王女ちゃんの執事4『ほ・eye』王女さんの、ひとみ。
「だったら描写しろ。言葉で。できんだろ、それなら」
「女性の容貌を私感で語るなんて。できませんよ」
「――ねぇ、ふたりでなんの話をしてるの?」
「…………!」「…………!」
 無邪気な虎の問いかけに、ふたりして口をつぐんでしまうけど。
 そうだな。
 忘れていたわけじゃない。
 言葉にはしなかったけど、いつか虎にも話す機会をやると約束した。
 今はほんの少し町田に生きる気力を与えているかもしれないが、ずっと町田を苦しめてきた力。
 たった15歳で親とも離れ。
 ひとりでも金さえあれば不自由なく暮らせる程度には栄えた町の。
 たぶん比較的生活や情緒の安定したガキが集まる高校を選び。
 ただ息を殺して生きることを選んだ町田(ノラネコ)
 おれの前に転がり出たことで、そこが餌場だと覚えたというのなら、飯だってトイレだって寝床だって用意してやるのがnoblesse oblige。

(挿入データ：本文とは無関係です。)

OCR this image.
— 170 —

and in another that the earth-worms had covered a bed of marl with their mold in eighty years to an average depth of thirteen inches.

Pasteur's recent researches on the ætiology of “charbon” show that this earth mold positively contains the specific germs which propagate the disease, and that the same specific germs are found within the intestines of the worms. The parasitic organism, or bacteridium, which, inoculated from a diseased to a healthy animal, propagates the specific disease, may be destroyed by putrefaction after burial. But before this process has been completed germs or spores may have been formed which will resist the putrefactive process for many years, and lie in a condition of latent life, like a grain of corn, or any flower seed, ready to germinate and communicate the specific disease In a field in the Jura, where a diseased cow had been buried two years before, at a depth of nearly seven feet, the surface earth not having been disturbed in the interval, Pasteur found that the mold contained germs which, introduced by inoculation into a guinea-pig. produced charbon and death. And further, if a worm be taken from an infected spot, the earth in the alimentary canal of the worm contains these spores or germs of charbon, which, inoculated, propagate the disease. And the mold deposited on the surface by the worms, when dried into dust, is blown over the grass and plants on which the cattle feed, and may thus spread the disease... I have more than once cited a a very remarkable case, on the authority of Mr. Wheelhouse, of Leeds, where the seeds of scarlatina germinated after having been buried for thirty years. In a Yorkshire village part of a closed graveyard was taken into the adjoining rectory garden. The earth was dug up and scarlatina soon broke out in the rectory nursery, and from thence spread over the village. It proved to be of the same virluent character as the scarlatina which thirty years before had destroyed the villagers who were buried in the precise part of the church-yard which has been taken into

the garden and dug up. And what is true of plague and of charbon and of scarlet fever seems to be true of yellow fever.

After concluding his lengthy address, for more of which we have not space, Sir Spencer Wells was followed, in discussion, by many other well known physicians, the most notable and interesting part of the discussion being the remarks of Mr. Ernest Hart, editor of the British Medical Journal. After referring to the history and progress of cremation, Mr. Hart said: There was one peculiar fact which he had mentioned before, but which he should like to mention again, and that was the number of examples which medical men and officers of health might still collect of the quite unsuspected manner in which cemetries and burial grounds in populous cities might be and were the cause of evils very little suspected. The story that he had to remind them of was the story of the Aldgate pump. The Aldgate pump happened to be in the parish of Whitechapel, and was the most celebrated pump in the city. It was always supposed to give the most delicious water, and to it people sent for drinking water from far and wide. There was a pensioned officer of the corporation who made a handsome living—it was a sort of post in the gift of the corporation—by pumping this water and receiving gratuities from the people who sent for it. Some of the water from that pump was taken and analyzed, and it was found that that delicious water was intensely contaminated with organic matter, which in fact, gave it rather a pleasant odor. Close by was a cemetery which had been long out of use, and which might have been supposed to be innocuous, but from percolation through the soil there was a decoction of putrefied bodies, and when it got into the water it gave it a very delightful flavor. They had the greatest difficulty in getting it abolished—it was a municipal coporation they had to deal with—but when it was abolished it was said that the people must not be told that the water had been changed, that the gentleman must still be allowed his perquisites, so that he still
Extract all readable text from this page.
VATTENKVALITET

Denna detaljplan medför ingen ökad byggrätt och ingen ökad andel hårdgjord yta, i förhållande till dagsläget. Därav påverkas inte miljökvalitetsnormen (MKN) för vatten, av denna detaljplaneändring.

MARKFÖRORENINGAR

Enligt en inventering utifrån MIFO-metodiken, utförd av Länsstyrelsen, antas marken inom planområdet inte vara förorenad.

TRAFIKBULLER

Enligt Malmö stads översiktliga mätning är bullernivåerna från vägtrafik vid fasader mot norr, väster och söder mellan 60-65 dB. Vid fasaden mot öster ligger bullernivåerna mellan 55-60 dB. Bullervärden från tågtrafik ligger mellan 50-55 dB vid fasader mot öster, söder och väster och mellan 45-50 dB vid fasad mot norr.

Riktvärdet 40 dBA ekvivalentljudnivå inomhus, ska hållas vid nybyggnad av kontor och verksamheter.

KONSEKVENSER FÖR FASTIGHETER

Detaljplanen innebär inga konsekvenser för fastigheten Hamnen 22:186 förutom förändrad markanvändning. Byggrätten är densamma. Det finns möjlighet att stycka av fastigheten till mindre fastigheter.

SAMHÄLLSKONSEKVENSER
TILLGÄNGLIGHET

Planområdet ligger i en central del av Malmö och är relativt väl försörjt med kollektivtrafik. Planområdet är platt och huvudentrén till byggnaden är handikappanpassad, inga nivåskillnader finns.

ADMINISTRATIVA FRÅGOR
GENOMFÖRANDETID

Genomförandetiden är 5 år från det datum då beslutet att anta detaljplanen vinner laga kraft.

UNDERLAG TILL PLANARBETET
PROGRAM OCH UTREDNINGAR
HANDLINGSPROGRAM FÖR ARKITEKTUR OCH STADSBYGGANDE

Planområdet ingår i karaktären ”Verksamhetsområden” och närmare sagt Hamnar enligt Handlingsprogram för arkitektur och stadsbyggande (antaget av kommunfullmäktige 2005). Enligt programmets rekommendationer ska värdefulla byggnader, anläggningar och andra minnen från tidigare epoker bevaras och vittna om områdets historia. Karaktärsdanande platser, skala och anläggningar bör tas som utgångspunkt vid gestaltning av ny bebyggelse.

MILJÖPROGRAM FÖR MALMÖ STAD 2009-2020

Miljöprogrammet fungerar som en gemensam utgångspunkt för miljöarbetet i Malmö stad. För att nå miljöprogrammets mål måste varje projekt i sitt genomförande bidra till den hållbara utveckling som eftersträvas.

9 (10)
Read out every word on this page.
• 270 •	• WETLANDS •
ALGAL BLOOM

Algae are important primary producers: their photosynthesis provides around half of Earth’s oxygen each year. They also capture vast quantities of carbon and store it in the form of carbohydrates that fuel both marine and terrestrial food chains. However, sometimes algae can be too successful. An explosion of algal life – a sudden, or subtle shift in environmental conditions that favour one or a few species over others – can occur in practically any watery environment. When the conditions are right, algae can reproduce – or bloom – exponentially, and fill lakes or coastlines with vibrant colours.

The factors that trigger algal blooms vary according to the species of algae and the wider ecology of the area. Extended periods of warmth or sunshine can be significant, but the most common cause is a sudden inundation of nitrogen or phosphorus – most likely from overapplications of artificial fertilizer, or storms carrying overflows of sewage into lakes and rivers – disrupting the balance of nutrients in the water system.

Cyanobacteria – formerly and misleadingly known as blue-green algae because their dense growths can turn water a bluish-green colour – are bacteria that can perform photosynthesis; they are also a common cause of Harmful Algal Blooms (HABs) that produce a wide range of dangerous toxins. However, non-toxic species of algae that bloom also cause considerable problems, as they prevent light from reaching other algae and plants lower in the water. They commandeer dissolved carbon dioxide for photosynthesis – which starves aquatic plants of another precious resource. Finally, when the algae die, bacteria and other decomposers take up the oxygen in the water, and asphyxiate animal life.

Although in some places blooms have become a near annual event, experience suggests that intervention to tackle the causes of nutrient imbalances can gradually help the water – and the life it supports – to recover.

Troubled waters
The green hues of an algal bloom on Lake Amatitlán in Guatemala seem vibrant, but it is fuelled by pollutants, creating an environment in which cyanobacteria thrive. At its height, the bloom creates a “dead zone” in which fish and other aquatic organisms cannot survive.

 おれといることに慣れてきたのなら、そろそろ先住猫にも正式に挨拶をさせる時期なんだろうな。
「ごめん、兄ちゃん。余計な口出し…しちゃった?」
 虎がおれから視線を外さないのは、きっと町田がうつむいたからだろう。
 あきらかに、町田にそんな顔をさせるなとおれを責めている。
 おれに迷う時間もよこさないあたり、ひつじちゃんなんて、とんでもない。
 これが無意識なんだから、町田より異能の執事なのかもしれん。